The stars gleamed brighter, as though agreeing. Or mocking. It was hard to tell with stars.

He sang again, softer, his voice a prayer now more than a declaration:

“For Your steadfast love is higher than the heavens, and Your faithfulness reaches to the clouds.”

The words settled in him like warm bread, filling the hollow place he carried in his chest. He knew what it was to be unfaithful, to falter, to fall. Yet he knew too that Love would not let him go. He sang it because he needed to hear it, because the people needed to hear it, because the stones themselves might crack if they weren’t reminded.

He set his harp aside for a moment and lifted his arms, palms open to the sky. “Be exalted, O G-d, above the heavens! Let Your glory be over all the earth!”

Silence followed. The city below glowed faintly with torches, the hush of life winding down. David’s chest rose and fell, his throat raw. He waited, as if some echo from the heavens would answer.

Nothing—only the night. But he smiled anyway, shaking his head. “I suppose You’ll answer in Your own time. You usually do.”
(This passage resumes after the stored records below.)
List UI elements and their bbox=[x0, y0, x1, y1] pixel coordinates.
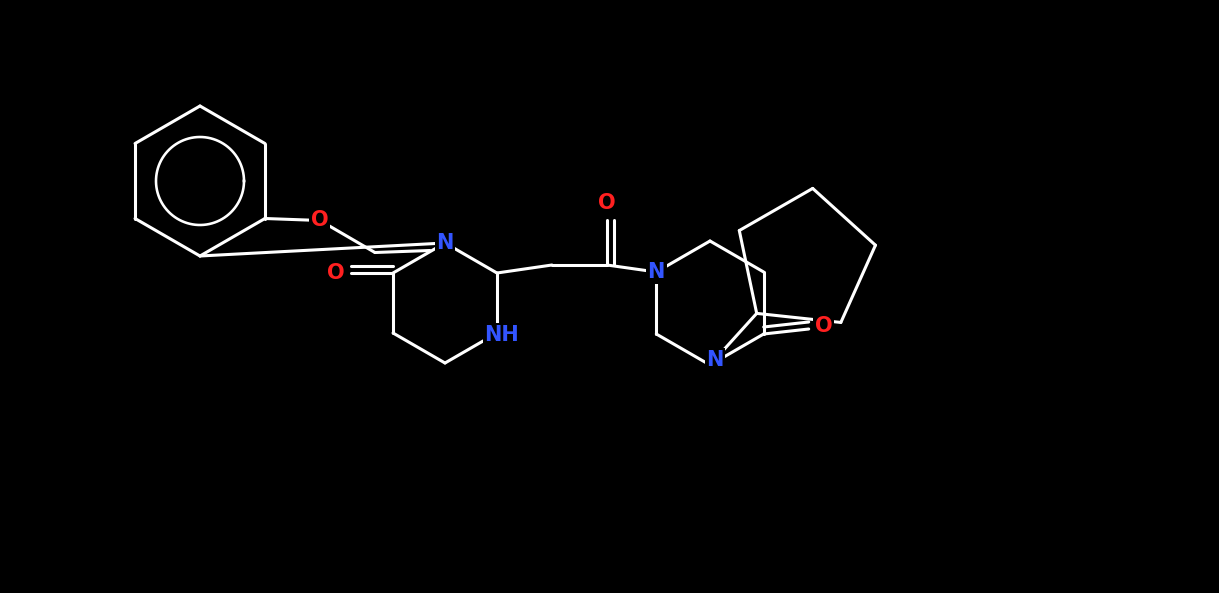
Text: N: N bbox=[647, 262, 666, 282]
Text: O: O bbox=[814, 316, 833, 336]
Text: N: N bbox=[436, 233, 453, 253]
Text: O: O bbox=[327, 263, 345, 283]
Text: N: N bbox=[706, 350, 724, 370]
Text: NH: NH bbox=[485, 325, 519, 345]
Text: O: O bbox=[599, 193, 616, 213]
Text: O: O bbox=[311, 211, 329, 231]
He picked up the harp again, strummed a playful chord, and let out a low chuckle. “And yes—I’ll admit it. That was a good one. Even I surprise myself sometimes.”

The psalm hung in the air, half prayer, half banter. That was David’s way: the shepherd boy, the warrior, the king, the fool, the beloved. He had written another song for G-d, not perfect, not polished, but alive. And that, he knew, was enough.

Above him, the stars listened. And perhaps—just perhaps—they sang back.